Centralia is now a ghost town. According to www.centraliapa.org, only six residents are left.

Natalie Harnett, 43, of East Meadow, discovered the virtually lifeless town while on a literary journey and produced an acclaimed work of fiction –– “The Hollow Ground” (Thomas Dunne Books, 2014) –– to bring the tragedy of Centralia and other towns like it to light. She recently made a presentation on her novel at the Merrick Public Library to an audience of 37 Bellmore-Merrick residents.

“My grandfather lived in Pennsylvania near a town called Carbondale,” she said. Carbondale, like Centralia, was once a bustling mining town that housed many immigrants searching for jobs.

“I was always drawn to Carbondale since I saw it when I was a little girl,” she said. “I always knew I wanted to tell that town’s story. I wanted to write about it, and I wanted to include a family in that storytelling.”

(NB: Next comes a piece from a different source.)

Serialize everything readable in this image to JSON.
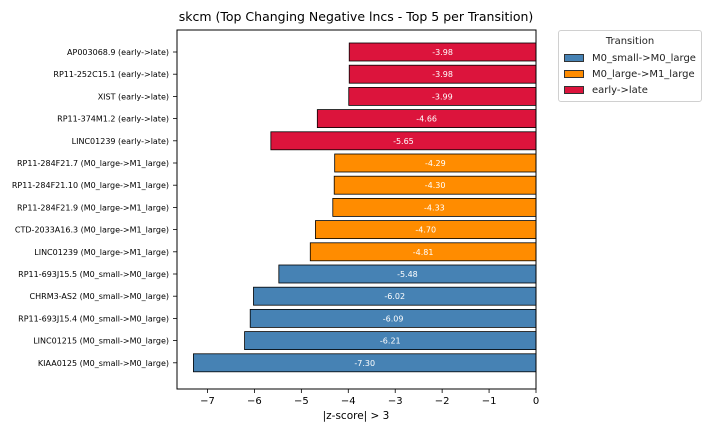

As Harnett researched Carbondale’s history, she came across the little-known and highly decayed municipality of Centralia. “I’d never heard of Centralia, but once I researched deeper, I saw what a tragedy and a huge loss that town must have been to the people who decided to settle down there,” Harnett said.

According to local lore, Harnett discovered, a priest is said to have cast a spell on Centralia. “The priest retaliated against some cruel acts by the Mollies,” she said. “They didn’t like [him], so they attacked him. The priest then said that in 100 years, nothing would be left in the town, not a building or people.”